Rubinum, in an application originally filed in April 2013, asked the EU Court of Justice to suspend operation of Regulation No (EU) 288/2013.

‘EFSA’s doors are closed to industry’

It claimed the EFSA opinion and the Commission’s decision to not renew product authorization was “based only on assumptions”​ and that, in fact, neither the transfer of antibiotic resistance nor the production of toxins “could actually be established”.

“At the time of withdrawal of EU product approval, the EU market represented 70% of our sales for Toyocerin.

While we have developed other markets for the probiotic, the level of existing business is not enough to compensate for the loss of the European livestock segment.

We have as much interest as EFSA and the Commission in ensuring our products are safe but how can we ensure two-way communication on the science if EFSA’s doors are closed to industry,” ​said Andersen.

Regulation No (EU) 288/2013 did allow Rubinum the possibility of submitting additional supporting documentation to give EFSA’s FEEDAP Panel more scope to reconsider its assessment of the probiotic.

Unfair treatment

Andersen said it sent through all the supplementary data and a raft of peer reviewed expert studies but July 2014 saw EFSA issue a negative opinion again on Toyocerin.

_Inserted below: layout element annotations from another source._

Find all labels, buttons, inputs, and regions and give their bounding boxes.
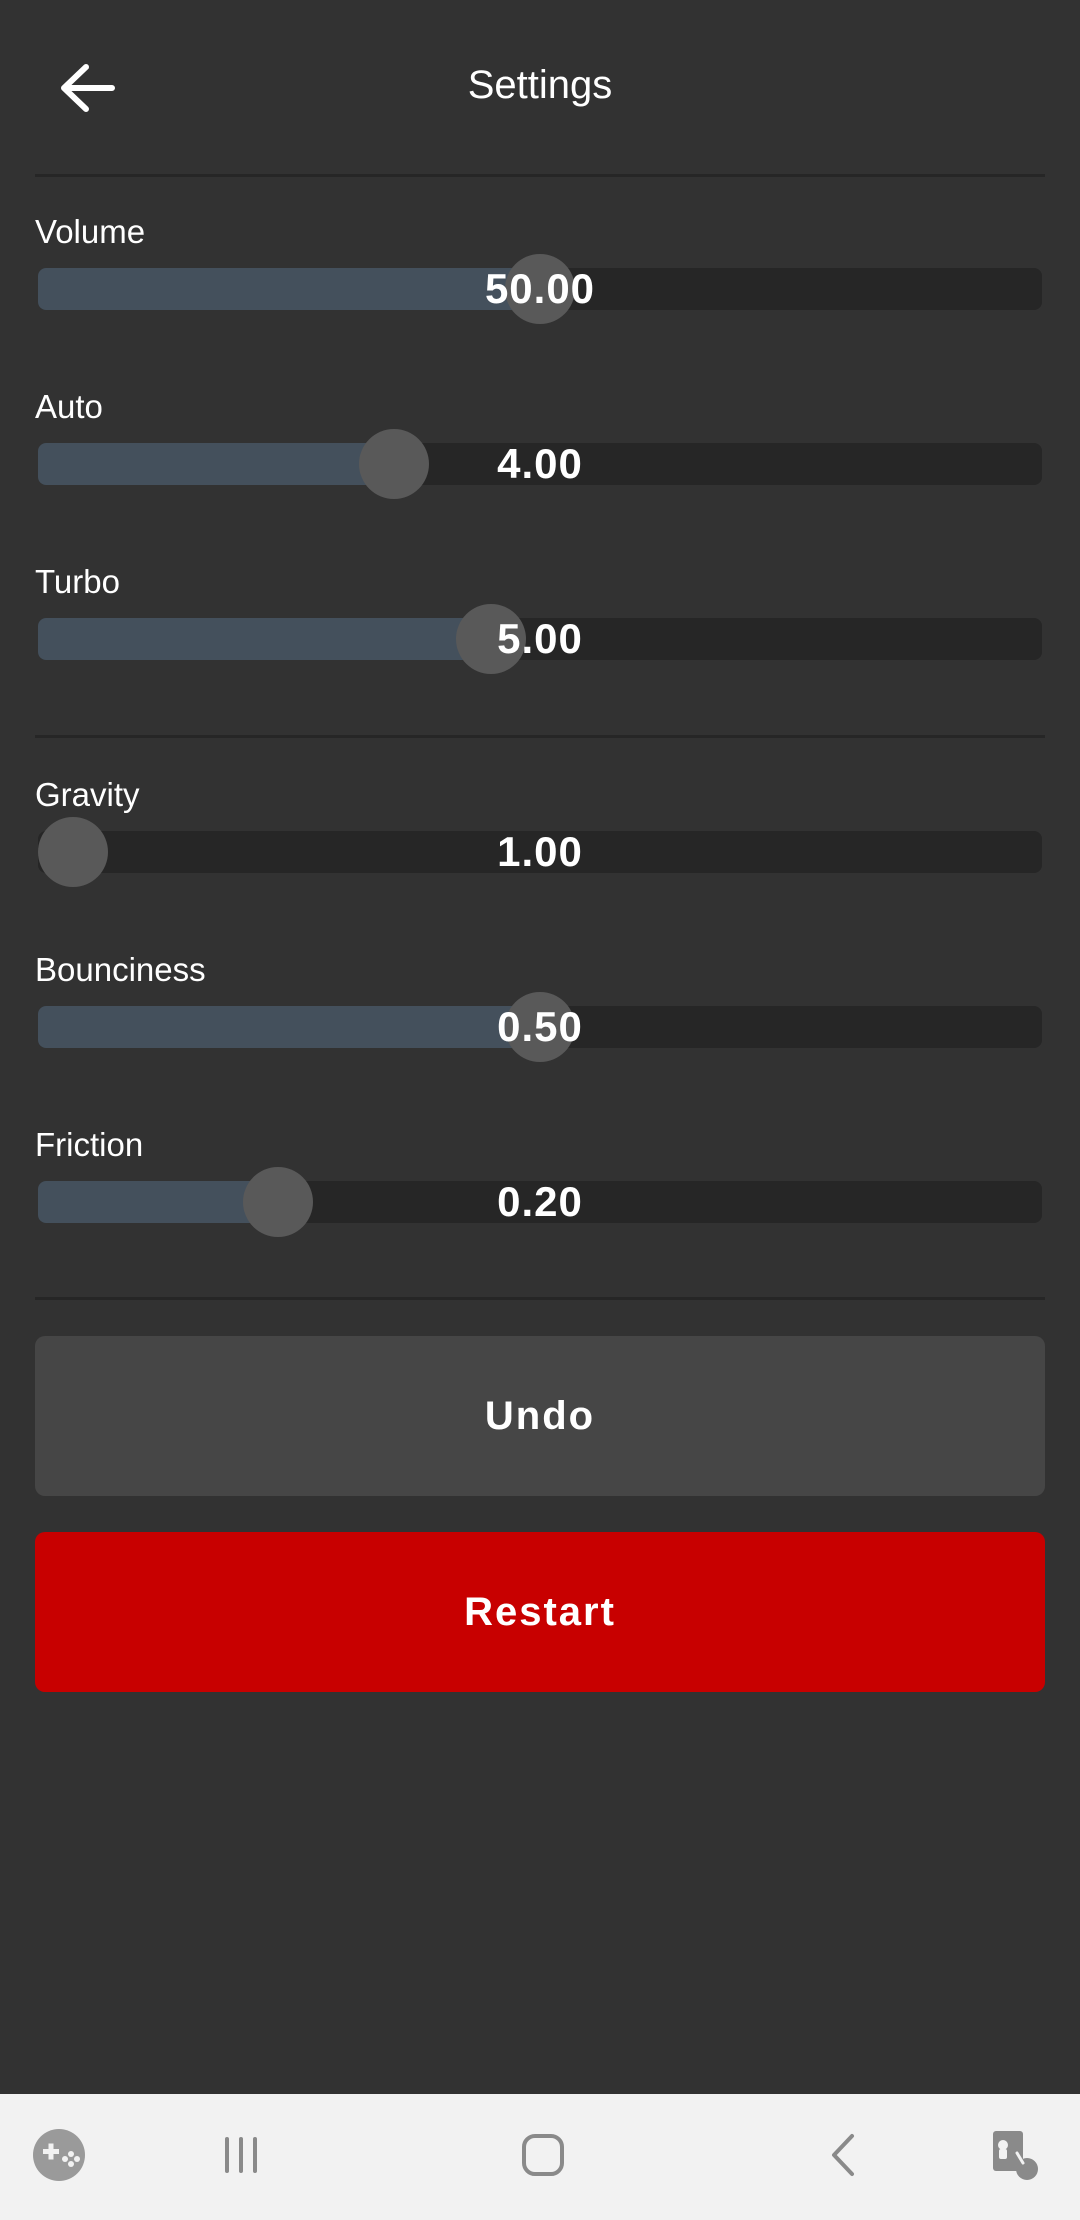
slider-thumb[interactable] xyxy=(505,992,575,1062)
setting-auto: Auto 4.00 xyxy=(35,387,1045,537)
slider-fill xyxy=(38,1181,279,1223)
slider-thumb[interactable] xyxy=(38,817,108,887)
setting-label: Bounciness xyxy=(35,951,206,988)
divider xyxy=(35,735,1045,738)
accessibility-touch-icon xyxy=(987,2127,1043,2188)
slider-fill xyxy=(38,443,395,485)
settings-screen: Settings Volume 50.00 Auto 4.00 Turbo 5.… xyxy=(0,0,1080,2220)
setting-label: Auto xyxy=(35,388,103,425)
gamepad-icon xyxy=(31,2127,87,2188)
home-icon xyxy=(518,2130,568,2185)
undo-button[interactable]: Undo xyxy=(35,1336,1045,1496)
recent-apps-icon xyxy=(216,2130,266,2185)
slider-value: 1.00 xyxy=(497,828,583,875)
accessibility-button[interactable] xyxy=(970,2112,1060,2202)
recent-apps-button[interactable] xyxy=(196,2112,286,2202)
setting-volume: Volume 50.00 xyxy=(35,212,1045,362)
divider xyxy=(35,1297,1045,1300)
setting-label: Friction xyxy=(35,1126,144,1163)
setting-label: Volume xyxy=(35,213,146,250)
header: Settings xyxy=(0,0,1080,176)
slider-thumb[interactable] xyxy=(243,1167,314,1237)
setting-turbo: Turbo 5.00 xyxy=(35,562,1045,712)
turbo-slider[interactable]: 5.00 xyxy=(38,604,1042,674)
bounciness-slider[interactable]: 0.50 xyxy=(38,992,1042,1062)
game-launcher-button[interactable] xyxy=(14,2112,104,2202)
page-title: Settings xyxy=(467,63,613,107)
slider-fill xyxy=(38,618,492,660)
slider-fill xyxy=(38,1006,540,1048)
setting-friction: Friction 0.20 xyxy=(35,1125,1045,1275)
slider-fill xyxy=(38,268,540,310)
home-button[interactable] xyxy=(498,2112,588,2202)
chevron-left-icon xyxy=(820,2130,870,2185)
setting-bounciness: Bounciness 0.50 xyxy=(35,950,1045,1100)
slider-thumb[interactable] xyxy=(505,254,575,324)
restart-button[interactable]: Restart xyxy=(35,1532,1045,1692)
volume-slider[interactable]: 50.00 xyxy=(38,254,1042,324)
friction-slider[interactable]: 0.20 xyxy=(38,1167,1042,1237)
setting-label: Turbo xyxy=(35,563,120,600)
setting-label: Gravity xyxy=(35,776,140,813)
auto-slider[interactable]: 4.00 xyxy=(38,429,1042,499)
nav-back-button[interactable] xyxy=(800,2112,890,2202)
setting-gravity: Gravity 1.00 xyxy=(35,775,1045,925)
system-navigation-bar xyxy=(0,2094,1080,2220)
slider-thumb[interactable] xyxy=(456,604,527,674)
gravity-slider[interactable]: 1.00 xyxy=(38,817,1042,887)
slider-thumb[interactable] xyxy=(359,429,430,499)
divider xyxy=(35,174,1045,177)
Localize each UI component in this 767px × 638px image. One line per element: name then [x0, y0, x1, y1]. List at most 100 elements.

The company believes it has been unfairly treated by EFSA in that it was only allowed one ‘clock stop’ whereas “other applicants have had four or five."

“Furthermore the clarification questions we were asked by the FEEDAP Panel were based on draft EFSA guidance on Bacillus cereus that had not yet been made public. This is not a transparent way to carry out risk assessments,” ​said the Rubinum representative, who also questioned the level of expertise within EFSA in relation to probiotic science.

The next session of the Standing Committee on Plants, Animals, Food and Feed (PAFF) – 3 June 2015 - is set to discuss the Commission’s denial of authorization for Toyocerin. “It is on the agenda, so there is always hope,”​ said Andersen.